Auswirkungen auf den klassischen Vertrieb

Es wird erwartet, dass KI-Agenten künftig mehrere Apps parallel anfragen, Angebote vergleichen und zum passenden Vertrag führen könnten. Bei einfachen Standardprodukten würde der Kontakt zum menschlichen Makler damit überflüssig.

Nele Wollert, Vertriebschefin beim Start-up Muffintech, bezeichnet die Entwicklung im Handelsblatt als „klare Kampfansage" an Makler: „Die müssen sich nun ernsthaft fragen: Was bringe ich noch an Mehrwert?" Gleichzeitig werde Deutschland wegen der strengen Regeln langsamer sein, im Niedrigrisikobereich seien solche Angebote aber relativ schnell zu erwarten.
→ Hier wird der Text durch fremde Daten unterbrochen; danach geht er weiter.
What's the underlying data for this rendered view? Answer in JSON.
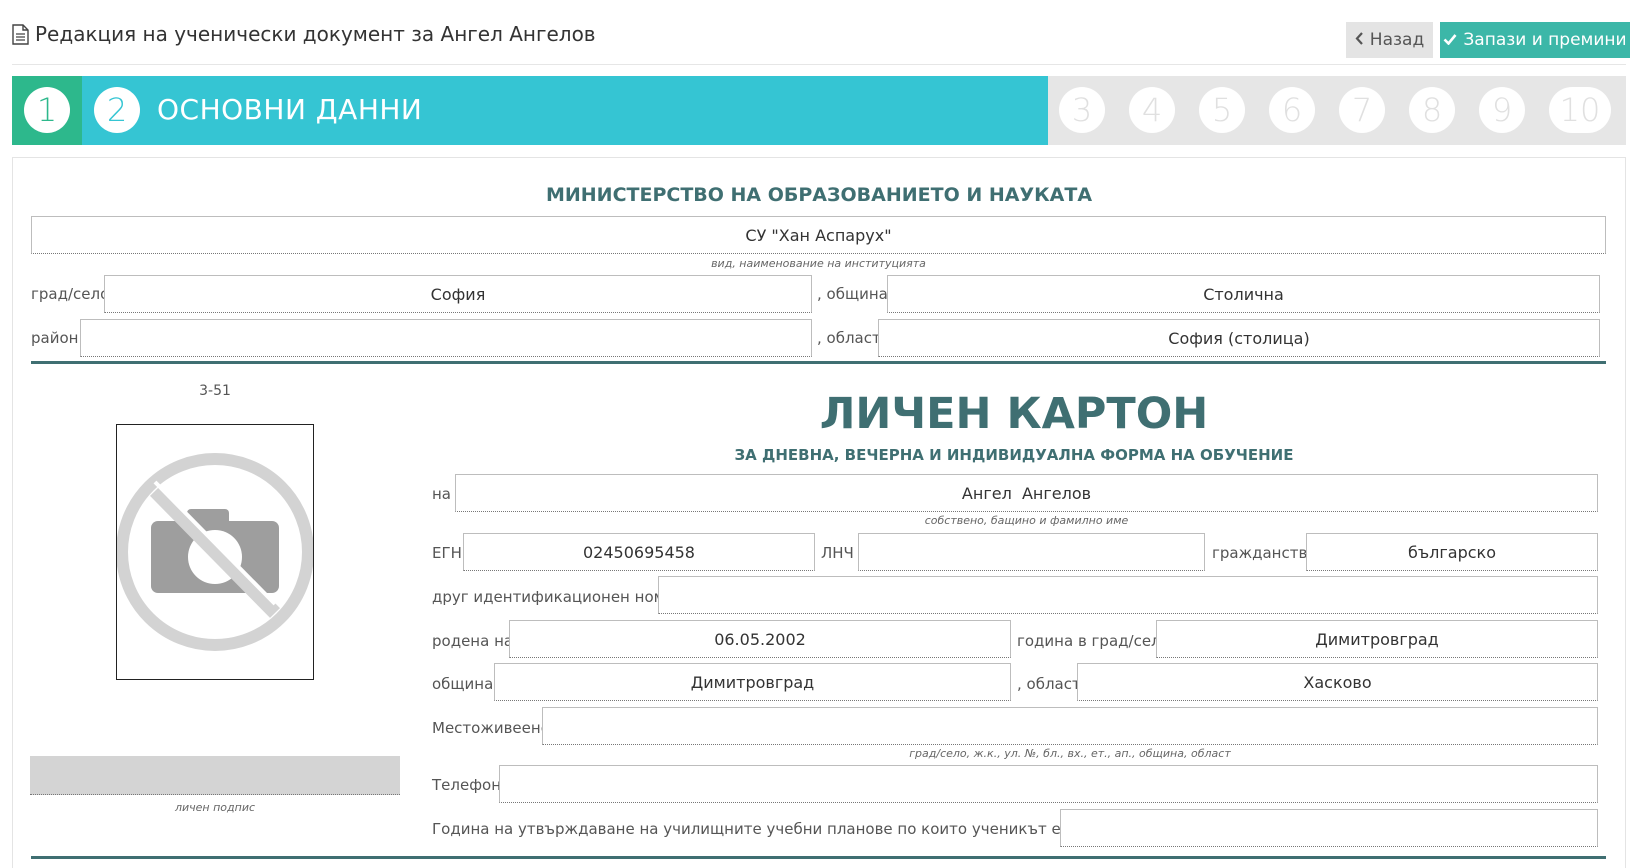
{
  "header": {
    "title": "Редакция на ученически документ за Ангел Ангелов",
    "back_label": "Назад",
    "save_label": "Запази и премини"
  },
  "steps": {
    "current_label": "ОСНОВНИ ДАННИ",
    "items": [
      "1",
      "2",
      "3",
      "4",
      "5",
      "6",
      "7",
      "8",
      "9",
      "10"
    ],
    "colors": {
      "done": "#2db88c",
      "active": "#35c5d3",
      "todo": "#e6e6e6"
    }
  },
  "institution": {
    "ministry": "МИНИСТЕРСТВО НА ОБРАЗОВАНИЕТО И НАУКАТА",
    "name": "СУ \"Хан Аспарух\"",
    "name_hint": "вид, наименование на институцията",
    "city_label": "град/село",
    "city": "София",
    "municipality_label": ", община",
    "municipality": "Столична",
    "district_label": "район",
    "district": "",
    "region_label": ", област",
    "region": "София (столица)"
  },
  "card": {
    "number": "3-51",
    "title": "ЛИЧЕН КАРТОН",
    "subtitle": "ЗА ДНЕВНА, ВЕЧЕРНА И ИНДИВИДУАЛНА ФОРМА НА ОБУЧЕНИЕ",
    "signature_hint": "личен подпис"
  },
  "student": {
    "name_label": "на",
    "name": "Ангел  Ангелов",
    "name_hint": "собствено, бащино и фамилно име",
    "egn_label": "ЕГН",
    "egn": "02450695458",
    "lnch_label": "ЛНЧ",
    "lnch": "",
    "citizenship_label": "гражданство",
    "citizenship": "българско",
    "other_id_label": "друг идентификационен номер",
    "other_id": "",
    "born_label": "родена на",
    "born_date": "06.05.2002",
    "born_place_label": "година в град/село",
    "born_place": "Димитровград",
    "municipality_label": "община",
    "municipality": "Димитровград",
    "region_label": ", област",
    "region": "Хасково",
    "residence_label": "Местоживеене",
    "residence": "",
    "residence_hint": "град/село, ж.к., ул. №, бл., вх., ет., ап., община, област",
    "phone_label": "Телефон",
    "phone": "",
    "curricula_label": "Година на утвърждаване на училищните учебни планове по които ученикът е обучаван",
    "curricula": ""
  }
}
Ausblick auf die Branchenentwicklung

Nach Angaben von WaniWani befinden sich rund ein Dutzend weiterer Versicherungs-Apps im Genehmigungsprozess bei OpenAI. Vergleichbare Anwendungen werden bereits bei Anthropics Claude eingesetzt, Google Gemini plant eigene Standards für Drittanbieter-Apps. Die Branche spricht von einem Übergang zur Agent-to-Agent-Distribution.

Für Versicherer stellt sich die Frage, wie schnell sie eigene Integrationen prüfen. WaniWani-Mitgründer Raphael Vullierme äußert sich auf „Fintech Global“: „Alle Versicherer werden davon betroffen sein, unabhängig davon, ob sie eine KI-App entwickelt haben oder nicht."